Brazilian Shrimp Stew: Vatapá
This is incredible. It's unlike any other dish we've ever cooked. A vibrant thick stew with it's roots in African cuisine it's now a favourite in the north east of Brazil. A creamy and nutty flavour with a slight kick from chilli, tang from the lime and a hearty shrimpy taste. Complete with our twist of pan fried prawns and seabass it's fit for anyone and everyone to enjoy.
- 50 g dried shrimp
- 1 shot palm oil
- 1 large onion
- 2 cloves garlic
- 1 red chilli
- 1 tin coconut milk
- 50 g cashew nuts
- 50 g shelled peanuts
- 2 slices stale bread
Soak the dried shrimp in warm water for 15 minutes, then drain and blend them to a paste in a small food processor.
Peel And Fry Ingredients
Peel and roughly chop the onion and garlic, then deseed and chop the chilli.

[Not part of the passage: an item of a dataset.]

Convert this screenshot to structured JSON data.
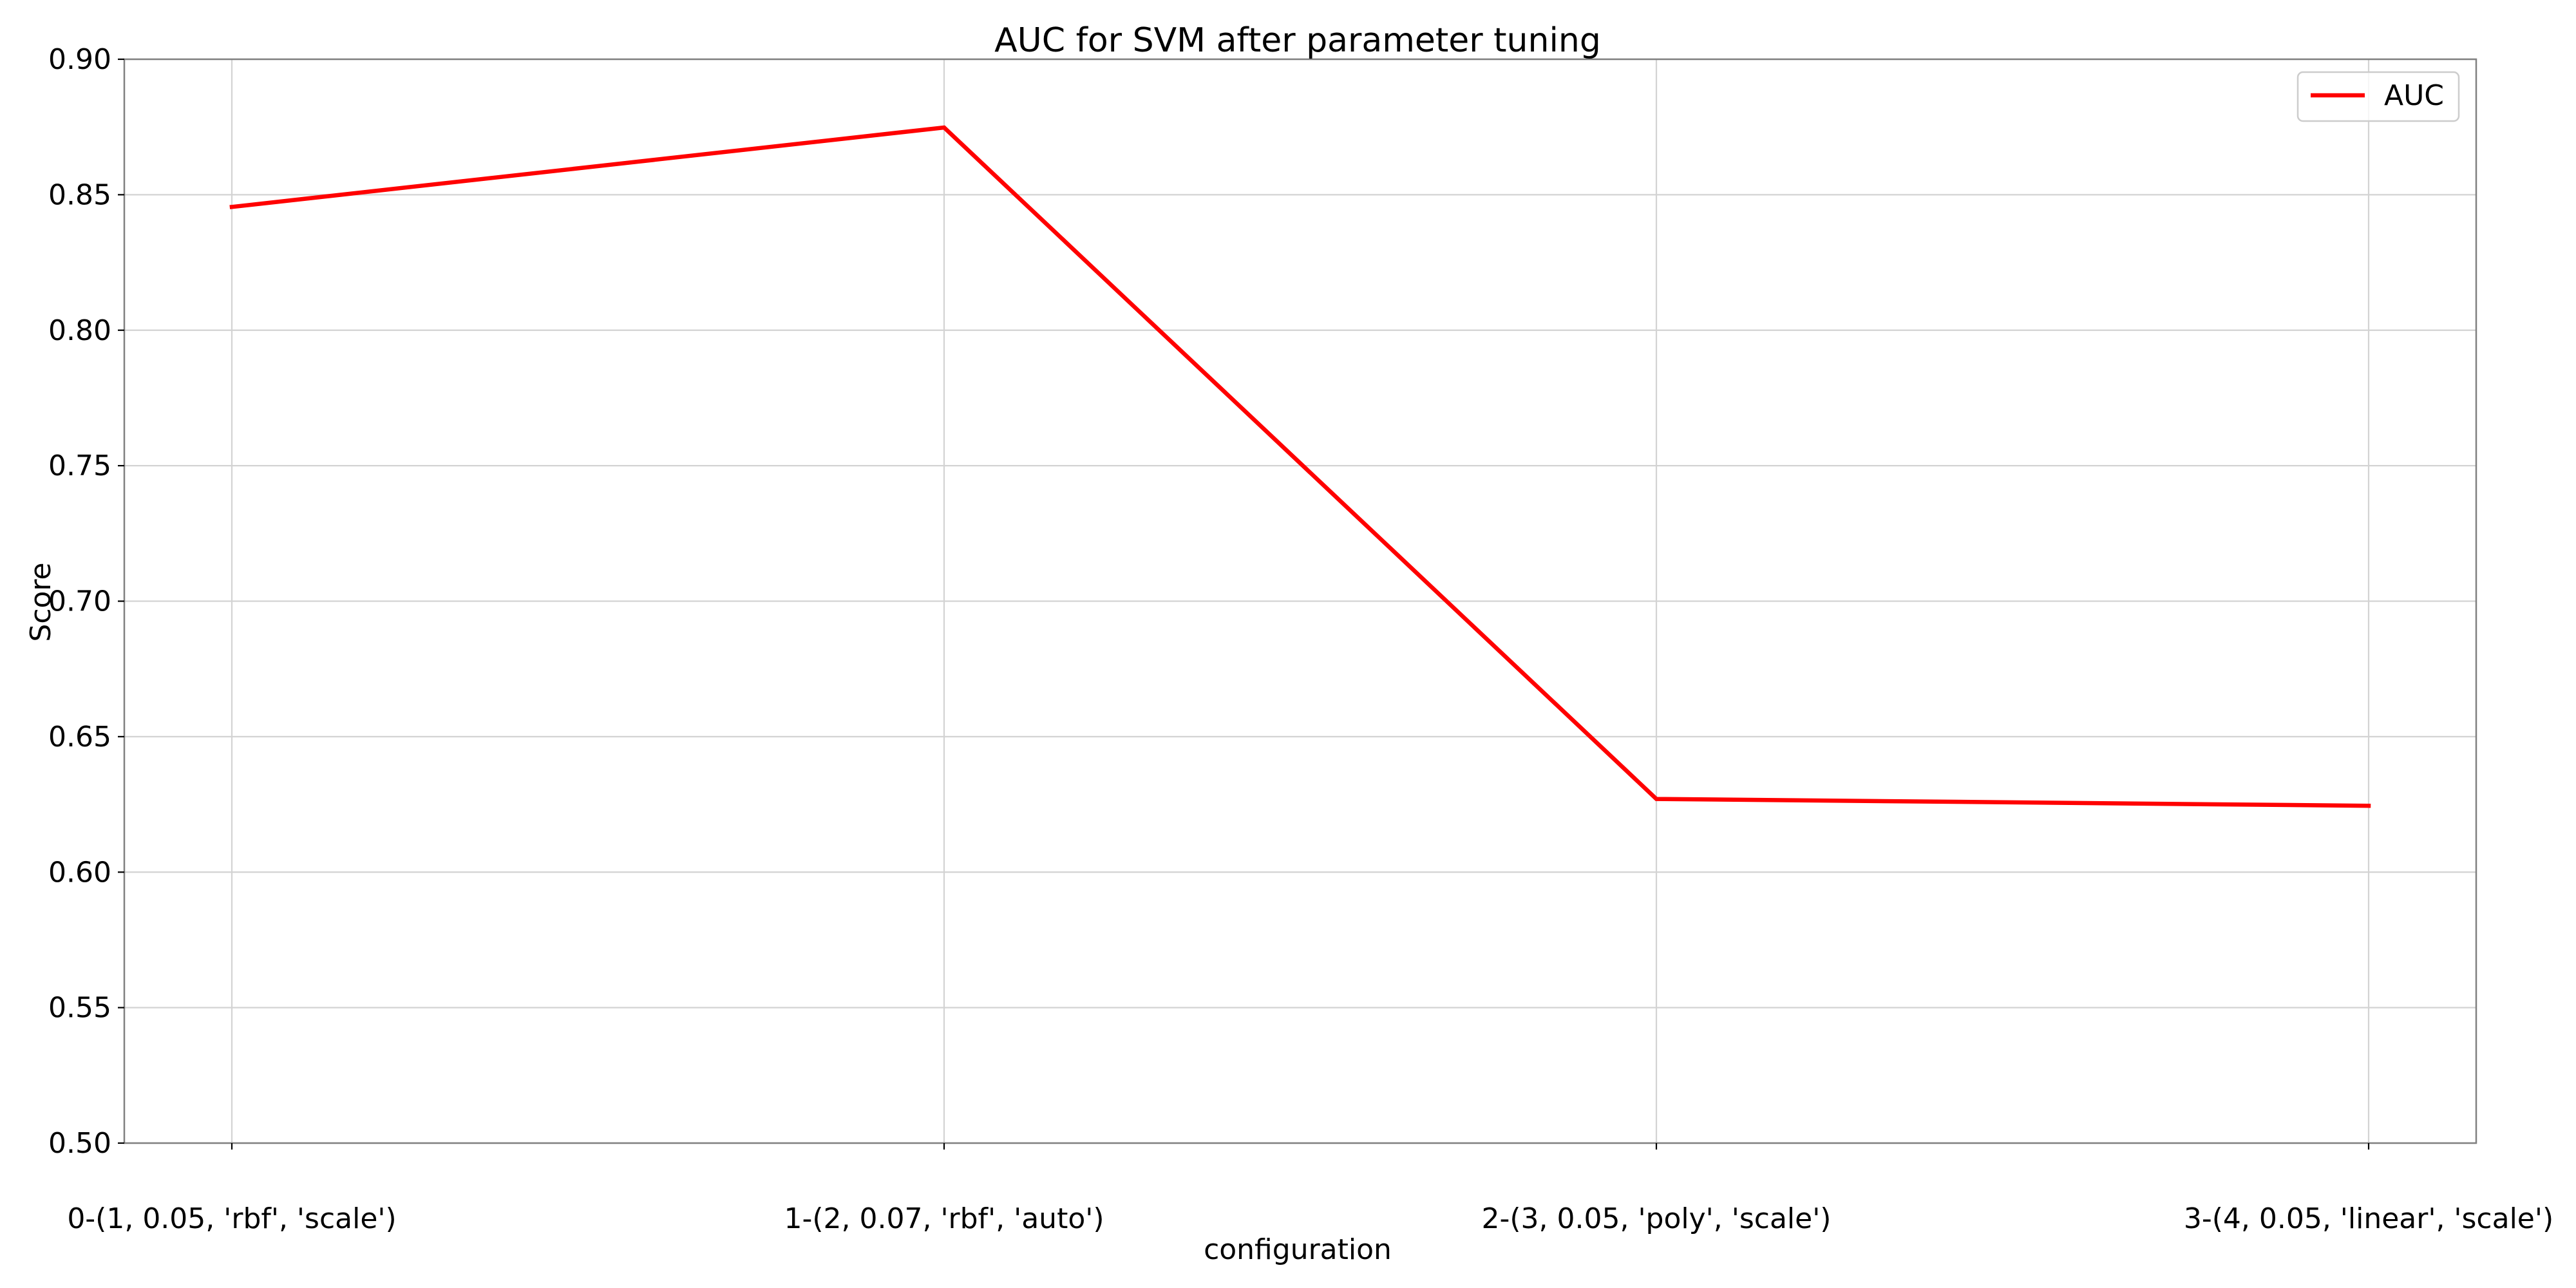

Fry all of these in a deep saucepan with a shot of oil for 5 minutes until softened.
Blitz the bread up into breadcrumbs.
Add Ingredients To Pan
Tip in both nuts, the shrimp paste, coconut milk, breadcrumbs and 500ml of water.
Heat to a simmer and bubble for 30 minutes.
Blend the sauce to a smooth but thick stew.
Trim the seabass to neat portions, keeping the skin on and season with salt and pepper.
Pan fry in palm oil until the seabass skin is golden then turn them over and squeeze over a little lime juice.
Fry the prawns alongside the fish for a minute before serving with the stew and seabass.
Squeeze over more lime juice, garnish with freshly picked coriander leaves, sliced red chilli and ample steaming rice beside.